Escrito por murderin221b 07-05-2019 en zenda. Comentarios (0)

Anamnesis

Conoció la guerra a través las cartas del padre; no lo guió la lanza ni lo bautizó la sangre. Aguardó su retorno con infantil persistencia. Días, semanas, meses, años, hasta que la espera se tornó un solo instante inerte, dilatado de variaciones irrelevantes. Al final, sus súbditos y esclavos dejaron de serlo: la madre guardó luto hasta que la ciudad le requirió marido. La boda fue feliz; austero el matrimonio. El hijo continuó escrutando el horizonte hasta que su vista comenzó a confundir la vela con la nube: la edad llegaba antes que su padre. En la guardia, sólo lo acompañaba un perro. Cuando este murió, el hijo reconoció que el tiempo no aguarda por los hombres, a pesar de que sólo a través suyo es que persiste. Se percató de que la memoria sólo le sería tan fiel como aquel can, de que el agua no puede existir sin algo que la contenga. Aprendió a frecuentar la poesía.

Comenzó a entrelazar los episodios de aquella guerra unánime que tantas glorias imputó a su pueblo. Los cantos fueron alabados y repetidos hasta rebasarle: durante una visita al continente, un bardo trató de agasajarlo. Cuando su anfitrión lo descubrió meciendo los labios, acunando las palabras que el otro rapsoda declamaba, le preguntó si acaso ya había oído antes aquel poema. Supo entonces que la inmortalidad prescinde de sus artífices. Los lechosos ojos aún servían para llorar.
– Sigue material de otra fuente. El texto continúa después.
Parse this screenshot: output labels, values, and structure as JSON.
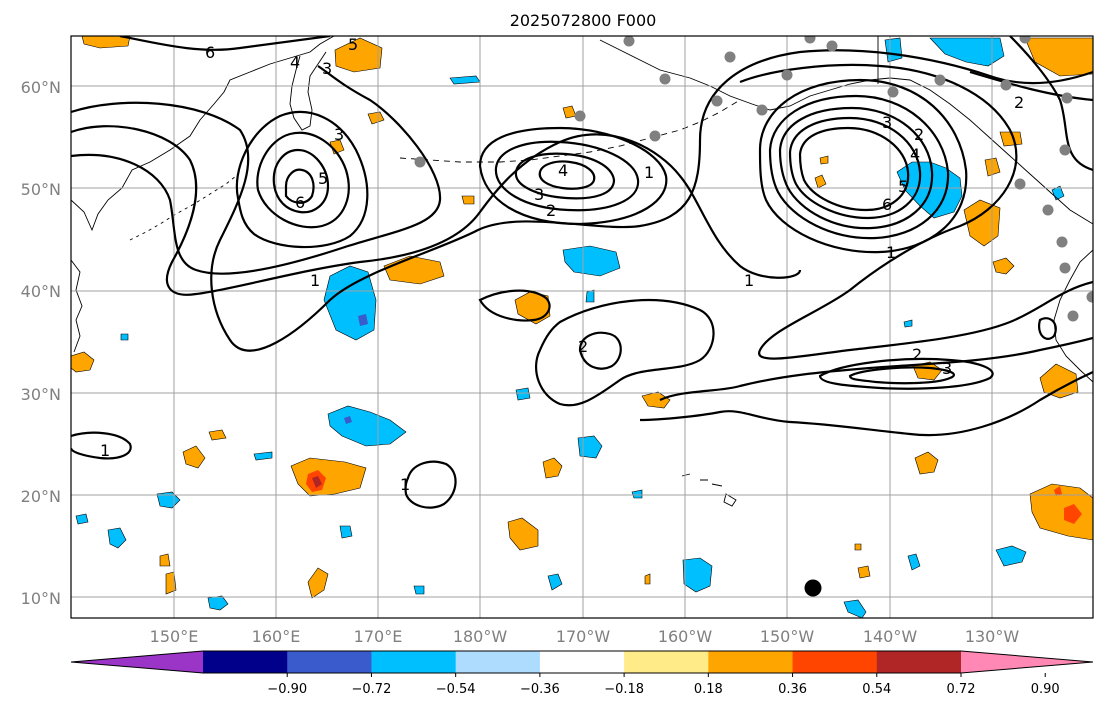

Dueño ahora de esta sencilla alquimia, sabiendo que la realidad no es condición de la historia, avocó los años últimos a componer el retorno de su padre. Desparramó el océano de islas y sembró una senda entre las olas. Su padre hallaría el camino a través de las palabras; la cítara lo absolvería de la seducción de bruja y de sirena. Cuando arribase a su tierra, descubriría que aquel reino lo había absuelto de la memoria y agradecería la dignidad de aún ser nadie. Caminaría entre las calles con la impunidad del extranjero. Reconocería adoquines y erosionadas esquinas, respirando la fresca sal que el aire dispersa entre los muros. Sin darse cuenta, llegaría a su hogar. Sólo su perro lo sabría, a pesar de cómo lo había ungido el viaje. A causa de su apariencia, más tarde debería presentarse a su propio hijo, quien lo amaba más de lo que podía recordarlo. Juntos urdirían un plan y matarían a los usurpadores, reclamando a la vez corona y nombre. Esa misma noche celebrarían un banquete y el hijo finalmente podría ver cómo  la encallecida mano paterna acariciaba las palmas de su madre con la irrefrenable serenidad de las mareas.

Cuando el poema se separó de él, Telémaco, hijo de Odiseo y Penélope, prófugo príncipe de Ítaca, selló los turbios ojos. Por aquel entonces, ya nadie conocía su linaje y sólo lo llamaban “el que no ve”. Hómeros, en la lengua de sus versos.